Before we jump into the top two instances where Probate is needed, we first must define what Probate is. A Grant of Probate (or "Probate") is simply a court order that approves the appointment of the Executor named in a Will, authorizes that Executor to legally act on behalf of the deceased and confirms the Will as the last known Will and Testament of the deceased.
If the deceased did not have a Will, then the order sought is called a Grant of Administration (here in Alberta). Other jurisdictions may call it Letters of Administration or Grant of Letters of Administration. In this situation, the court will approve the appointment of (typically) a relative of the deceased and authorize that person to legally act on behalf of and deal with the estate of the deceased.
So now that we know what Probate is, we can begin with the first instance that Probate will absolutely be required and that is real estate.

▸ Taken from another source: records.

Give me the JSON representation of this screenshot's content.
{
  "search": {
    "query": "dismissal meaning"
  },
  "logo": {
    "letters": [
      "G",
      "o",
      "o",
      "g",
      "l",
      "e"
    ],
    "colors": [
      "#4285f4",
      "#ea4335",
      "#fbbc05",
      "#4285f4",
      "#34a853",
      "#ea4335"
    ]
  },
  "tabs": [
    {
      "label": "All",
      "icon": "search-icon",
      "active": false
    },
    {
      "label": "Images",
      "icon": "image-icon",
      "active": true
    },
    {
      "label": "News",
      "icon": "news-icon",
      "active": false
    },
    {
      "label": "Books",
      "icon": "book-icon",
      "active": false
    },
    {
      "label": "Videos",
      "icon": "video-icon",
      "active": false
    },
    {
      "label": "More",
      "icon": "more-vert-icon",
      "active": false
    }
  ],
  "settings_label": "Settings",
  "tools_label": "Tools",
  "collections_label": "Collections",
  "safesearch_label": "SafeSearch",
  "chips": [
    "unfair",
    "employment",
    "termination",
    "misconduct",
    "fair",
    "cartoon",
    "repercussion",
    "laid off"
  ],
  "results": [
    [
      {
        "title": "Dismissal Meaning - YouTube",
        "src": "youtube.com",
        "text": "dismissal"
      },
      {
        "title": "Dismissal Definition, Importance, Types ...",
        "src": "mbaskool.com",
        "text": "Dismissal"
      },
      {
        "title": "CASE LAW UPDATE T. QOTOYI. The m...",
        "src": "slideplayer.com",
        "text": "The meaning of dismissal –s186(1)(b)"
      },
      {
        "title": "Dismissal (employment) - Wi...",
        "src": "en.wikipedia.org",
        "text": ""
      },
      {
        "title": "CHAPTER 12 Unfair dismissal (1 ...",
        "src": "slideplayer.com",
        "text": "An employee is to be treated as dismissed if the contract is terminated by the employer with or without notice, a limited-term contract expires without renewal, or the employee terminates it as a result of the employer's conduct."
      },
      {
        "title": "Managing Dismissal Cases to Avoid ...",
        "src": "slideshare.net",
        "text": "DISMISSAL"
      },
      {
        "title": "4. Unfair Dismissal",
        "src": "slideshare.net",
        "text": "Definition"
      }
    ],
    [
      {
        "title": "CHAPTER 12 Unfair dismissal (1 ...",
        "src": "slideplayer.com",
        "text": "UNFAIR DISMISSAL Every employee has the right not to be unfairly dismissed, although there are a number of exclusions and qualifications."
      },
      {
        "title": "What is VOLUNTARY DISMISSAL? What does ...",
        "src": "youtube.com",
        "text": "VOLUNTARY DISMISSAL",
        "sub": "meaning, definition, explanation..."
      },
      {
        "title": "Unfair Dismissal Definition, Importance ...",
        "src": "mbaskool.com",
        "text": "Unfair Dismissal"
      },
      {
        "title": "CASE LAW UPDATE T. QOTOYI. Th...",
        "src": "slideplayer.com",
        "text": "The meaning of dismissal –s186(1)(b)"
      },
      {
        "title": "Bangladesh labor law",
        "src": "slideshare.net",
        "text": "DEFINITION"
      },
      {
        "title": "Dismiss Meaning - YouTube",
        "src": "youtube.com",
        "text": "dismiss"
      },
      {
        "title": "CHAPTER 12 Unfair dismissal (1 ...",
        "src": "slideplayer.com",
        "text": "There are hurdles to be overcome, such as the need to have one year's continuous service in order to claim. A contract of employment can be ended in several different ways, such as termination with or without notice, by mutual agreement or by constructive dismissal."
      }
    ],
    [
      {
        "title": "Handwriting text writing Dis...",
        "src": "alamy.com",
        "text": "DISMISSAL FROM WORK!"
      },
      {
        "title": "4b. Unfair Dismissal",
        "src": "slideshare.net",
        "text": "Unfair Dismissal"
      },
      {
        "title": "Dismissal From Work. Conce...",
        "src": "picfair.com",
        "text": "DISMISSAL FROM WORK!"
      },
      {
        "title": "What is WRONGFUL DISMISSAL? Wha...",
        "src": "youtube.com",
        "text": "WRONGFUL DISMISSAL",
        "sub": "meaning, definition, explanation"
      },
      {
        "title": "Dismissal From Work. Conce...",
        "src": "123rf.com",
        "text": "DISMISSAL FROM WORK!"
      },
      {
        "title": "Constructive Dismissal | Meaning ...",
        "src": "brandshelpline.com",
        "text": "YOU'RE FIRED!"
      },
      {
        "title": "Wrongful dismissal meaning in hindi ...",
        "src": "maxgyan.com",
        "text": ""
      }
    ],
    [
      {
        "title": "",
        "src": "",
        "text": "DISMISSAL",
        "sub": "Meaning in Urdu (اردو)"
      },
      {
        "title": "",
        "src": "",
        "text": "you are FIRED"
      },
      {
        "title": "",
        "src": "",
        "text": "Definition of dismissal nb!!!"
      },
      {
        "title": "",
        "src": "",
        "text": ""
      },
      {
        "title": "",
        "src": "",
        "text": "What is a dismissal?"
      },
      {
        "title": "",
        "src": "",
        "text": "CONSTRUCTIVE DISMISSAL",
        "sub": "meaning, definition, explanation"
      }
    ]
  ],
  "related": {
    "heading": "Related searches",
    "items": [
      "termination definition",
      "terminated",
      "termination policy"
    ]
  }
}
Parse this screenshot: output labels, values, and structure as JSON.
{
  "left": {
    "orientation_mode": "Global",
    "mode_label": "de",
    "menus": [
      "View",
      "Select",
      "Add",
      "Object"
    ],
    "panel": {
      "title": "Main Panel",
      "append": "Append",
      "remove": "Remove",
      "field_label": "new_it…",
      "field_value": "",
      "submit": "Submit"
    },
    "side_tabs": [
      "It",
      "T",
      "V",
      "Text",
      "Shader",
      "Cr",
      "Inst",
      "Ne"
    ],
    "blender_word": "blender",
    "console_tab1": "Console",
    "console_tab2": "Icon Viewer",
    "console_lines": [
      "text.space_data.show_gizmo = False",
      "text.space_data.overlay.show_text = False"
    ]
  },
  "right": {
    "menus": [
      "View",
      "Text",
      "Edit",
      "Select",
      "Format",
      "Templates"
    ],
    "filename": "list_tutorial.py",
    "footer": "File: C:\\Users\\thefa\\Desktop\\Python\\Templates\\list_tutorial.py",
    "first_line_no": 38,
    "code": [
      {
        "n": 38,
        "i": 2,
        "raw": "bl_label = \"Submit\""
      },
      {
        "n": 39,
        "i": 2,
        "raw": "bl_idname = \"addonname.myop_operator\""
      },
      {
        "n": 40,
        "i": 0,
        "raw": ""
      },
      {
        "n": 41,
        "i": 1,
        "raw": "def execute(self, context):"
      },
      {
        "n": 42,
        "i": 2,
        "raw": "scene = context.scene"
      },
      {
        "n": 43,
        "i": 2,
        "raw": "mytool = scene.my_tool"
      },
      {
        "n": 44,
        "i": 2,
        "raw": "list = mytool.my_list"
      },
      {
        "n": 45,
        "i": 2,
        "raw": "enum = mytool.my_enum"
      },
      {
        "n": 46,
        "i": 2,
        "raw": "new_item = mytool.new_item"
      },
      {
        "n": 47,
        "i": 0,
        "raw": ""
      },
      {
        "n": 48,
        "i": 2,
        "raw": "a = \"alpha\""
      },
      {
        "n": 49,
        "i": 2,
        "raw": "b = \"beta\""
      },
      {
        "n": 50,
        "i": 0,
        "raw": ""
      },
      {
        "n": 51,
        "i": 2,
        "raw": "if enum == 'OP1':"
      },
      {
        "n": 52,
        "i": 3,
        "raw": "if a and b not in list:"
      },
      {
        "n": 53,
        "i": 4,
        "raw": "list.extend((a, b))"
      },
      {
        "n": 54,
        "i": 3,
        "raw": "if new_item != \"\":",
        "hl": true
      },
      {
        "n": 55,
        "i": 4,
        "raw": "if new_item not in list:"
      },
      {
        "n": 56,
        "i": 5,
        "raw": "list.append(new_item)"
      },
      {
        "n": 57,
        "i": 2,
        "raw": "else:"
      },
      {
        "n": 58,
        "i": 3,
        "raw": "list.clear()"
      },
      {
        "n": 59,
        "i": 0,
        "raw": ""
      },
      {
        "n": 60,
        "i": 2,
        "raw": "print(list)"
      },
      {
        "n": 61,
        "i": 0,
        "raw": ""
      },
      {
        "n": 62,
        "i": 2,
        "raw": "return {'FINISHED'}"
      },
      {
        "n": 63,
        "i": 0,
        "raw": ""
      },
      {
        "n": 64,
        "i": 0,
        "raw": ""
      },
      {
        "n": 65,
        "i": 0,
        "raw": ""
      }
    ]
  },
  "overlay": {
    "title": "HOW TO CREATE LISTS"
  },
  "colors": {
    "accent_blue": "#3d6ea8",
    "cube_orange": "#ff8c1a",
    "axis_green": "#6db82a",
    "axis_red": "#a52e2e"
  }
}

If the deceased owned real estate solely (in his/her name only) without a joint owner, then a Grant of Probate is required to allow the Executor to deal with that property. The Land Titles Office will not allow real property to be transmitted nor transferred without a Grant of Probate or a Grant of Administration, so there is no way to get around that requirement after the owner has died.
The second instance where Probate will absolutely be required by the Executor revolves around the Golden Rule. Banks follow very closely the Golden Rule, being: 'he who has the gold, makes the rules". If the deceased held a large amount of assets in a bank in his/her name solely (not jointly with another person) then the bank will require the Executor to obtain a Grant Probate or Administration to deal with the deceased's funds.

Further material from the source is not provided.